Meclisteki siyasi temsil oranının yüzde 85'e ulaşmış durumda bulunduğunu belirten Toptan, şunları söyledi:
“Ben de DTP'li arkadaşların pek çok davranışlarını tasvip etmiyorum. Eleştirileri yüzlerine karşı söylüyorum. Ama millet getirdi, buradan birileri gönderecekse yine millet gönderecek. Buna bizim karar vermemiz mümkün değil. Haklarında açılmış dava var. Hepimiz yargı kararlarına saygı gösteririz. Ama ben Parti kapatılmasına taraftar olan bir insan değilim. Burada DTP'li arkadaşlarımız Parlamento kürsüsünü kullanarak, kendi mensuplarının, tabanlarının sorunlarını gündeme getirebilir. Zaten getiriyorlar da. Onlara kimse engel de çıkarmıyor.”
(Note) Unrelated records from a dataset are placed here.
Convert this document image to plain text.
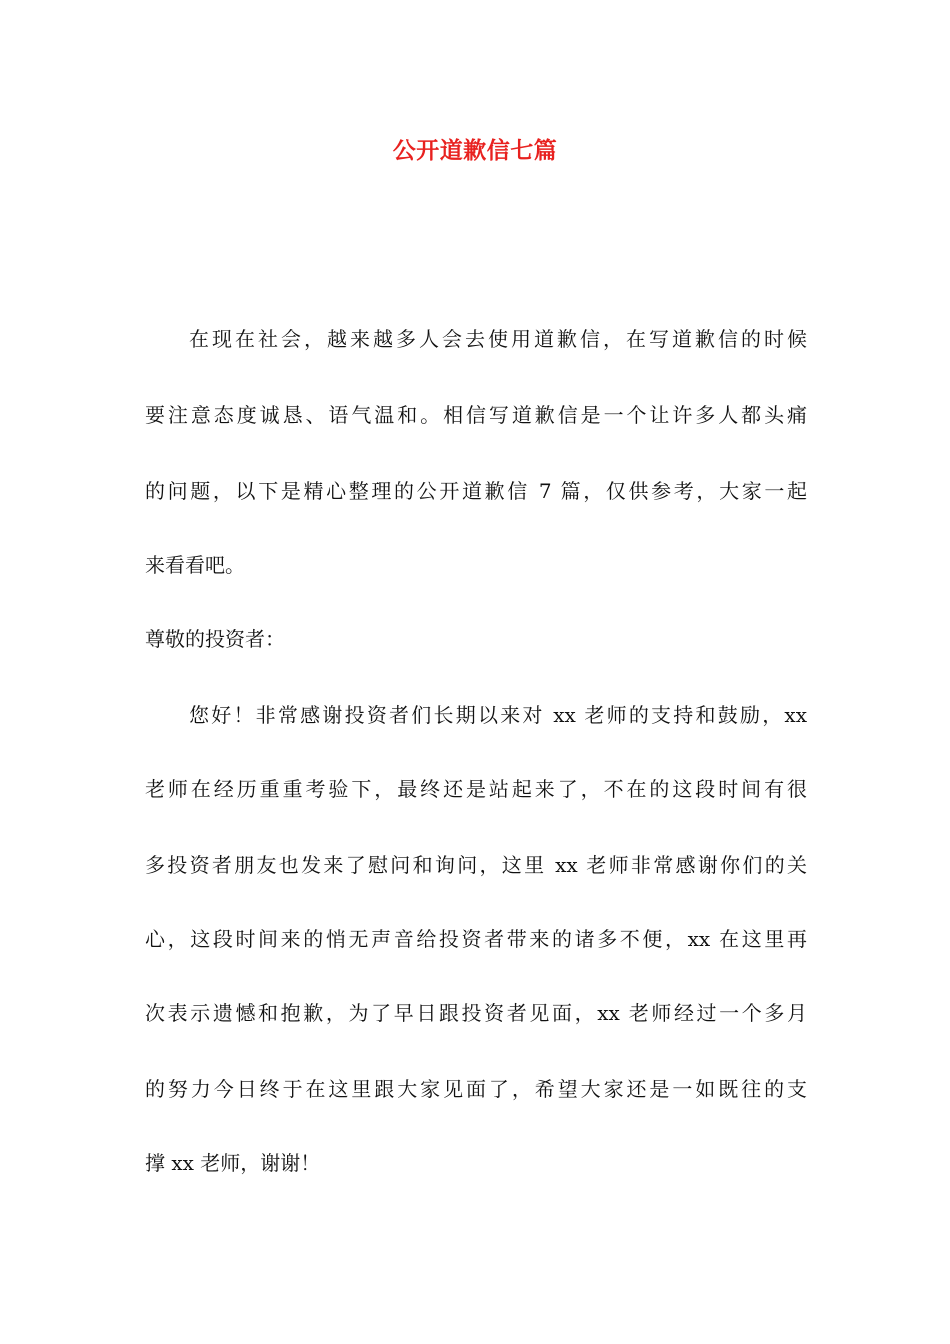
公开道歉信七篇
在现在社会，越来越多人会去使用道歉信，在写道歉信的时候
要注意态度诚恳、语气温和。相信写道歉信是一个让许多人都头痛
的问题，以下是精心整理的公开道歉信 7 篇，仅供参考，大家一起
来看看吧。
尊敬的投资者：
您好！非常感谢投资者们长期以来对 xx 老师的支持和鼓励，xx
老师在经历重重考验下，最终还是站起来了，不在的这段时间有很
多投资者朋友也发来了慰问和询问，这里 xx 老师非常感谢你们的关
心，这段时间来的悄无声音给投资者带来的诸多不便，xx 在这里再
次表示遗憾和抱歉，为了早日跟投资者见面，xx 老师经过一个多月
的努力今日终于在这里跟大家见面了，希望大家还是一如既往的支
撑 xx 老师，谢谢！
Tarih önünde ettikleri yemine sadakatten kesinlikle vazgeçilemeyeceğini, vatanın ve milletin bölünmez bütünlüğüyle ilgili yemin içerisinde de olan hususa dikkat edilmesi gerektiğini vurgulayan Toptan, her konunun her şeyin tartışılabileceğini kaydetti.
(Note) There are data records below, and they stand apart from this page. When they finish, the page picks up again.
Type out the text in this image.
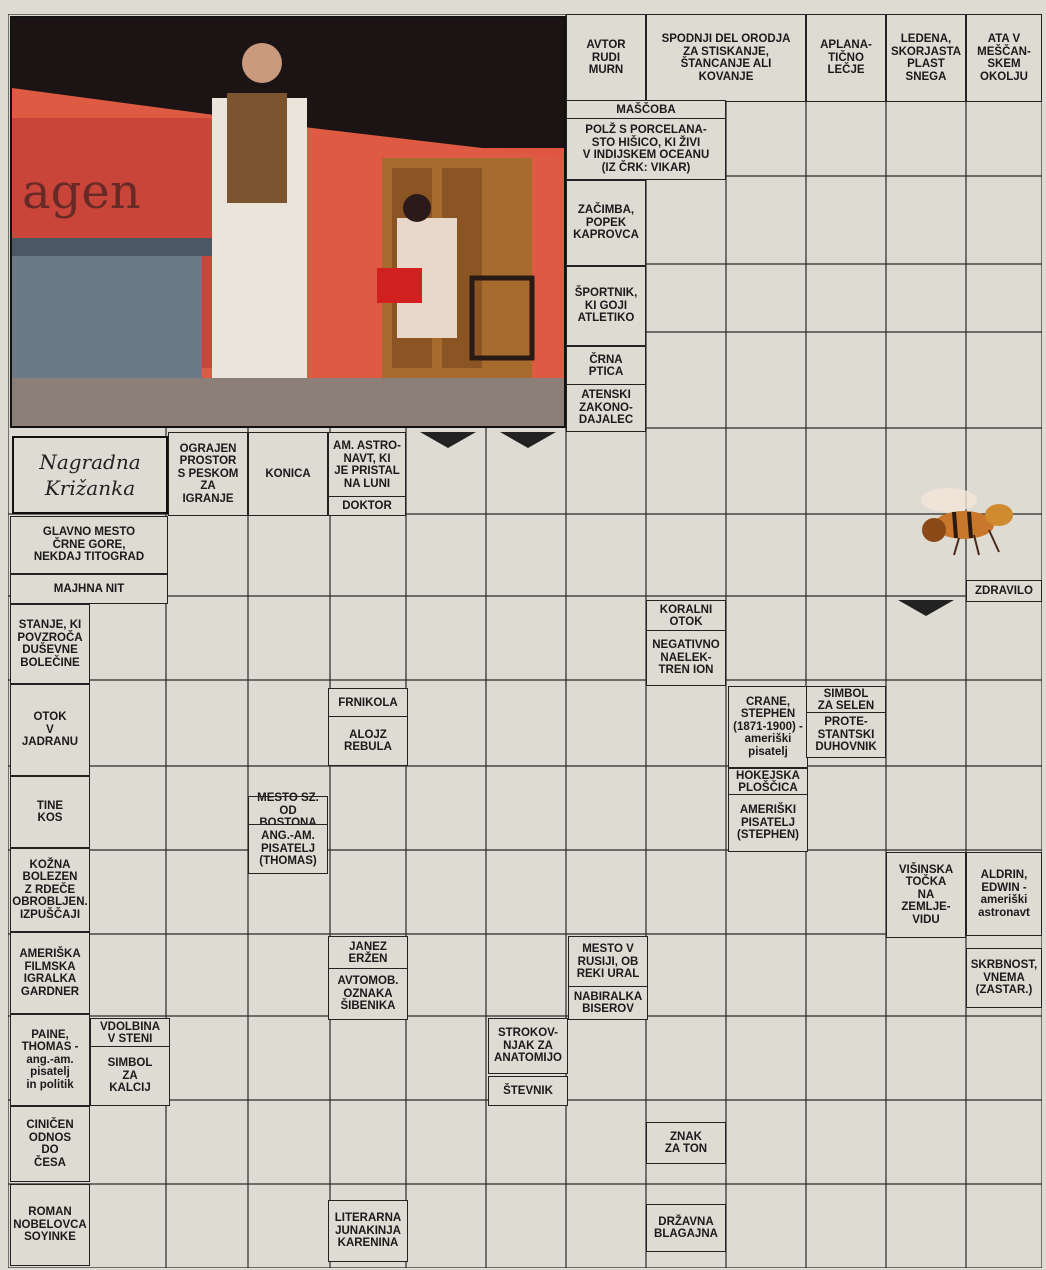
agen
AVTOR
RUDI
MURN
SPODNJI DEL ORODJA
ZA STISKANJE,
ŠTANCANJE ALI
KOVANJE
APLANA-
TIČNO
LEČJE
LEDENA,
SKORJASTA
PLAST
SNEGA
ATA V
MEŠČAN-
SKEM
OKOLJU
MAŠČOBA
POLŽ S PORCELANA-
STO HIŠICO, KI ŽIVI
V INDIJSKEM OCEANU
(IZ ČRK: VIKAR)
ZAČIMBA,
POPEK
KAPROVCA
ŠPORTNIK,
KI GOJI
ATLETIKO
ČRNA
PTICA
ATENSKI
ZAKONO-
DAJALEC
Nagradna
Križanka
OGRAJEN
PROSTOR
S PESKOM
ZA
IGRANJE
KONICA
AM. ASTRO-
NAVT, KI
JE PRISTAL
NA LUNI
DOKTOR
GLAVNO MESTO
ČRNE GORE,
NEKDAJ TITOGRAD
MAJHNA NIT
STANJE, KI
POVZROČA
DUŠEVNE
BOLEČINE
KORALNI
OTOK
NEGATIVNO
NAELEK-
TREN ION
ZDRAVILO
OTOK
V
JADRANU
FRNIKOLA
ALOJZ
REBULA
CRANE,
STEPHEN
(1871-1900) -
ameriški
pisatelj
SIMBOL
ZA SELEN
PROTE-
STANTSKI
DUHOVNIK
HOKEJSKA
PLOŠČICA
AMERIŠKI
PISATELJ
(STEPHEN)
TINE
KOS
MESTO SZ.
OD
ANG.-AM.
PISATELJ
(THOMAS)
KOŽNA
BOLEZEN
Z RDEČE
OBROBLJEN.
IZPUŠČAJI
VIŠINSKA
TOČKA
NA
ZEMLJE-
VIDU
ALDRIN,
EDWIN -
ameriški
astronavt
AMERIŠKA
FILMSKA
IGRALKA
GARDNER
JANEZ
ERŽEN
AVTOMOB.
OZNAKA
ŠIBENIKA
MESTO V
RUSIJI, OB
REKI URAL
NABIRALKA
BISEROV
SKRBNOST,
VNEMA
(ZASTAR.)
PAINE,
THOMAS -
ang.-am.
pisatelj
in politik
VDOLBINA
V STENI
SIMBOL
ZA
KALCIJ
STROKOV-
NJAK ZA
ANATOMIJO
ŠTEVNIK
CINIČEN
ODNOS
DO
ČESA
ZNAK
ZA TON
ROMAN
NOBELOVCA
SOYINKE
LITERARNA
JUNAKINJA
KARENINA
DRŽAVNA
BLAGAJNA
Toptan, “Teröristlerin başı Mecliste, haberiniz yok mu?” şeklindeki bir soruya, “Hukuk devletinin kuralları işler, dokunulmazlıkla ilgili fezlekeler geliyor, işleme koyuyoruz, şimdilik dokunulmazlığı kaldırılan yok. Partiyle ilgili kapatma davası devam ediyor. Yani bir Hukuk devletinde olduğumuz için yargıya ve hukuk devletine inanmamız, cumhuriyetin temel niteliklerinden biri olan hukuk devleti kavramına inanmamız lazım. Birbirimize tahammül etmemiz lazım, hoşgörüyle yaklaşmamız lazım, kardeş olduğumuzu unutmamamız lazım. Bu dokuyu, bu hoşgörüyü, bu anlayışı bozacak davranışlardan herkesin kaçınması gerekir. Bu devleti, bu Cumhuriyeti nasıl hep beraber kurduk, bunu böyle yaşatır, güçlü hale getiririz” cevabını verdi.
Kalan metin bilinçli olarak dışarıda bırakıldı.